区の答弁は、利用料負担への助成の拡大については、「介護保険制度に係る問題点については、本来国において改善されるべきもの」と言いながら、「区といたしましては、制度を廃止することや全額公費負担での実施を国に要求することは考えておりません」と責任逃れに終始した。
けしば議員は、「介護保険制度のもとでは、負担のみを強いられ、必要な介護が保障されません。介護保険は直ちに廃止し、介護は権利として公費で負担すべきあり方へ転換することを国に要求すべきだ」と、毅然と要求した。
杉並行財政改革の反動性 “働く人の雇用を奪い子どもたちが犠牲に”
山田区長が、「行財政改革を着実に実行し、行政のあり方の見直しや区政の大転換を図る」として昨年十一月に発表した「スマートすぎなみ計画」。このもとで十年間に千人の職員削減が計画され、事業の委託化・民営化が推進されようとしている。
けしば議員は「この削減計画が対象としている学校、保育園、児童館、保健所、障害者福祉施設などの職場で働いている正規職員、嘱託員、パート職員が全体の職員数の中で占める割合はそれぞれどれくらいか」と質問した。総務部長の答弁によれば、正規職員で四五・七%、嘱託員で四八・七%、パートタイマーでは九一・九%。この数字を示した上で「いずれにしましても、職員の増減だけで施策の優劣を推し量ることはいかがなものか」とうそぶく総務部長。
けしば議員は「まさにこの職員の増減に施策の有り様が現れたわけです。『スマートすぎなみ計画』は明らかに、福祉・教育・区民生活という最も区民と直結した、必要な部門の切り捨てだ」と追及した。
けしば議員のこの指摘が最も鋭く突き出されているのが、学校給食の民間委託問題である。
昨秋九、十月に保護者に対する各学校での説明会開催に続く十一月八日、区は「保護者の理解を得られた」との一方的な判断を行い、学校給食調理業務の二〇〇一年度民間委託実施を決定した。直後の十日に開かれた文教委員会では、保護者の理解を得られていないことが全会派からも指摘され、決定の前提が崩されるという事態に至った。
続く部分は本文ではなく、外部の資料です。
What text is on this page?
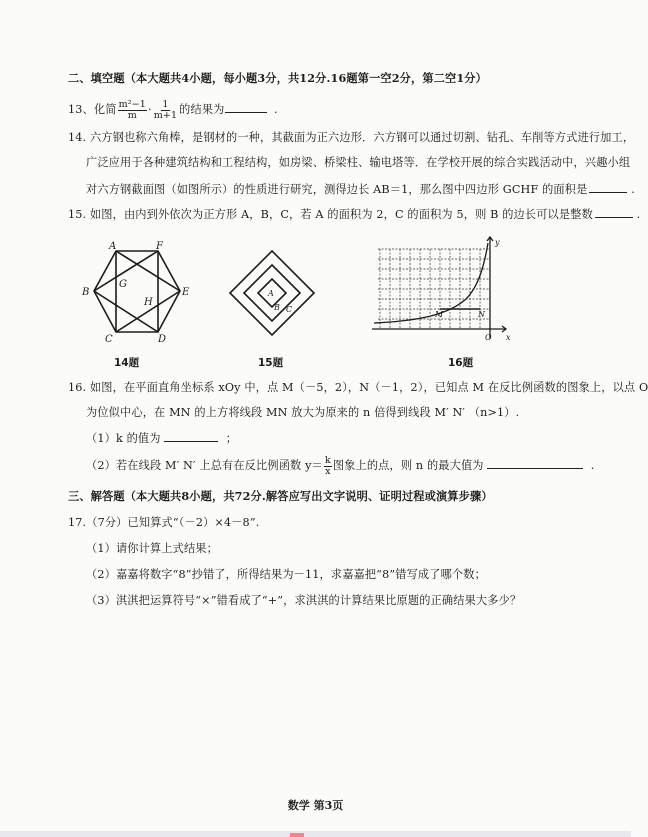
二、填空题（本大题共4小题，每小题3分，共12分.16题第一空2分，第二空1分）
13、化简 $\frac{\text{m²−1}}{m} \cdot \frac{1}{m+1}$ 的结果为	.
14. 六方钢也称六角棒，是钢材的一种，其截面为正六边形．六方钢可以通过切割、钻孔、车削等方式进行加工，
广泛应用于各种建筑结构和工程结构，如房梁、桥梁柱、输电塔等．在学校开展的综合实践活动中，兴趣小组
对六方钢截面图（如图所示）的性质进行研究，测得边长 AB＝1，那么图中四边形 GCHF 的面积是	.
15. 如图，由内到外依次为正方形 A，B，C，若 A 的面积为 2，C 的面积为 5，则 B 的边长可以是整数	.
A	F
B
G
H
E
C	D
14题
A
B C
15题
y
M	N
O x
16题
16. 如图，在平面直角坐标系 xOy 中，点 M（－5，2），N（－1，2），已知点 M 在反比例函数的图象上，以点 O
为位似中心，在 MN 的上方将线段 MN 放大为原来的 n 倍得到线段 M′ N′ （n>1）.
（1）k 的值为	；
（2）若在线段 M′ N′ 上总有在反比例函数 $y= \frac{k}{x}$ 图象上的点，则 n 的最大值为	.
三、解答题（本大题共8小题，共72分.解答应写出文字说明、证明过程或演算步骤）
17.（7分）已知算式“（－2）×4－8”.
（1）请你计算上式结果；
（2）嘉嘉将数字“8”抄错了，所得结果为－11，求嘉嘉把“8”错写成了哪个数；
（3）淇淇把运算符号“×”错看成了“+”，求淇淇的计算结果比原题的正确结果大多少？
数学 第3页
けしば議員はこの経緯を示し、「労働組合は、これまでの労使合意を無視した区の一方的な決定に怒りを爆発させ、来年度実施の白紙撤回を求め、今も交渉継続中です。十一月八日の教育委員会決定は、山田区長の一方的な押しつけであり、決定自体が無効ではないのか」と追及した。
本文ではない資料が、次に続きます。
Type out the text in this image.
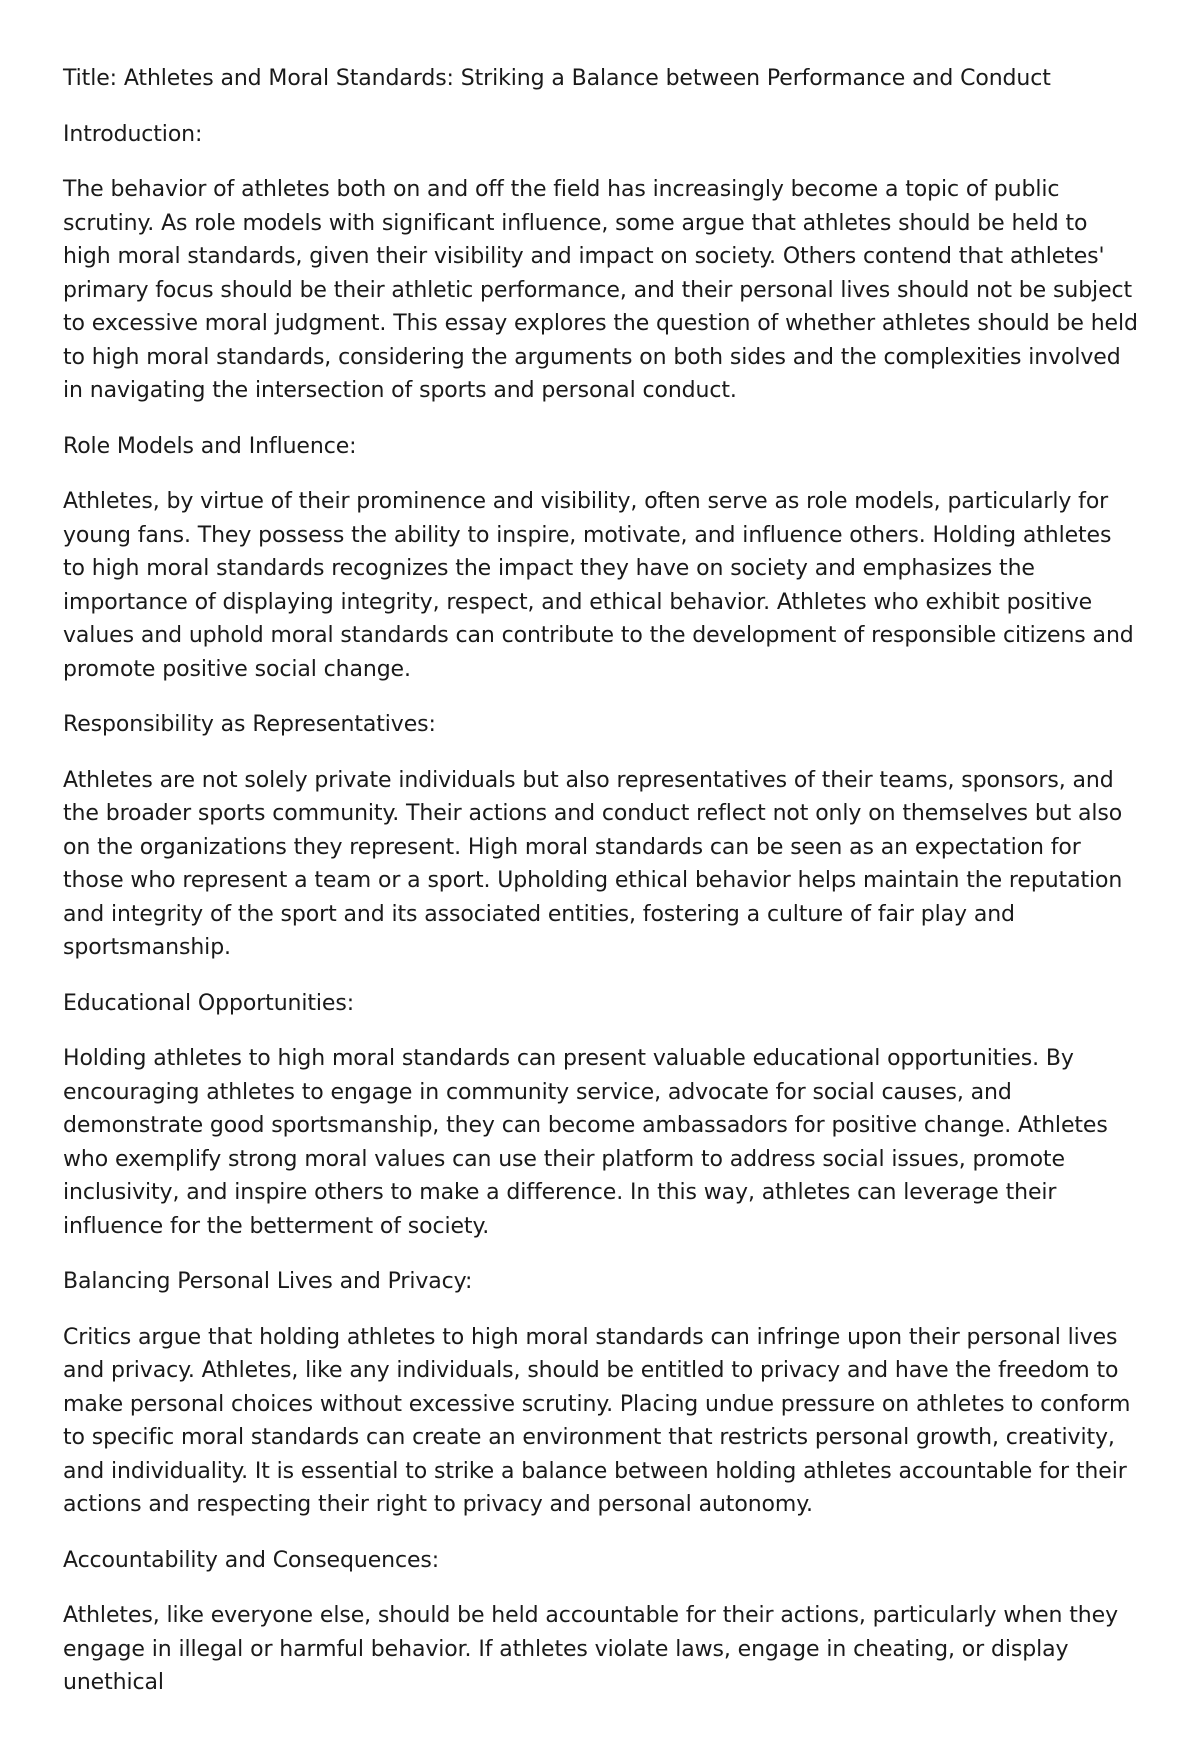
Title: Athletes and Moral Standards: Striking a Balance between Performance and Conduct

Introduction:

The behavior of athletes both on and off the field has increasingly become a topic of public scrutiny. As role models with significant influence, some argue that athletes should be held to high moral standards, given their visibility and impact on society. Others contend that athletes' primary focus should be their athletic performance, and their personal lives should not be subject to excessive moral judgment. This essay explores the question of whether athletes should be held to high moral standards, considering the arguments on both sides and the complexities involved in navigating the intersection of sports and personal conduct.

Role Models and Influence:

Athletes, by virtue of their prominence and visibility, often serve as role models, particularly for young fans. They possess the ability to inspire, motivate, and influence others. Holding athletes to high moral standards recognizes the impact they have on society and emphasizes the importance of displaying integrity, respect, and ethical behavior. Athletes who exhibit positive values and uphold moral standards can contribute to the development of responsible citizens and promote positive social change.

Responsibility as Representatives:

Athletes are not solely private individuals but also representatives of their teams, sponsors, and the broader sports community. Their actions and conduct reflect not only on themselves but also on the organizations they represent. High moral standards can be seen as an expectation for those who represent a team or a sport. Upholding ethical behavior helps maintain the reputation and integrity of the sport and its associated entities, fostering a culture of fair play and sportsmanship.

Educational Opportunities:

Holding athletes to high moral standards can present valuable educational opportunities. By encouraging athletes to engage in community service, advocate for social causes, and demonstrate good sportsmanship, they can become ambassadors for positive change. Athletes who exemplify strong moral values can use their platform to address social issues, promote inclusivity, and inspire others to make a difference. In this way, athletes can leverage their influence for the betterment of society.

Balancing Personal Lives and Privacy:

Critics argue that holding athletes to high moral standards can infringe upon their personal lives and privacy. Athletes, like any individuals, should be entitled to privacy and have the freedom to make personal choices without excessive scrutiny. Placing undue pressure on athletes to conform to specific moral standards can create an environment that restricts personal growth, creativity, and individuality. It is essential to strike a balance between holding athletes accountable for their actions and respecting their right to privacy and personal autonomy.

Accountability and Consequences:

Athletes, like everyone else, should be held accountable for their actions, particularly when they engage in illegal or harmful behavior. If athletes violate laws, engage in cheating, or display unethical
けしば議員は「学校給食は戦後五十年間、現場の栄養士や調理員の努力で現在の内容と質を保障してきたのであり、学校給食が教育の一環として子どもたちの成長やいのちを育んできたものだ」と、戦後民主主義教育を支えるものとしてかちとってきた給食の意義を強調、その給食業務を「営利目的の民間企業に委託し、そこに働く人の雇用を奪い、子どもたちを犠牲にするのはやめるべきである」と区に迫った。
区決定を無効だとする追及に対して区教委は、十二月のPTAアンケートを持ち出し、「半分の保護者から回答が得られて、そのうち概ね半数を超える方が理解をしていると分析しており、委託の実施は行える」と破綻(はたん)した答弁に終始した。
そもそもこのアンケートは、新年度から給食調理業務の民間委託を実施するとの決定を前提にした質問項目であるにもかかわらず、反対・不安だとする回答が九一%なのだ。「これでどうして過半数の支持を得た、理解は進んだと言えるのか!」
保護者・職員が力を合わせて闘えば、学校給食の民間委託は必ずやめさせることができる。けしば議員は「都政を革新する会は、『きょうもおいしかった』と言って学校から戻る子どもたちの笑顔を絶やさないために保護者の皆さん、調理員や栄養士さん、区に働く教職員の皆さんと手を携えて、学校給食民間委託の今年度実施を阻むため全力を尽くす」と宣言した。
石原都政−山田区政に対してやむにやまれぬ怒りが噴出している。労働者や住民とともに歩んできたけしば議員の闘いがいよいよ力を発揮する時を迎えている。石原都知事と対決する都議会議員をなんとしても実現しよう。けしば誠一氏を都議会へ送り出そう!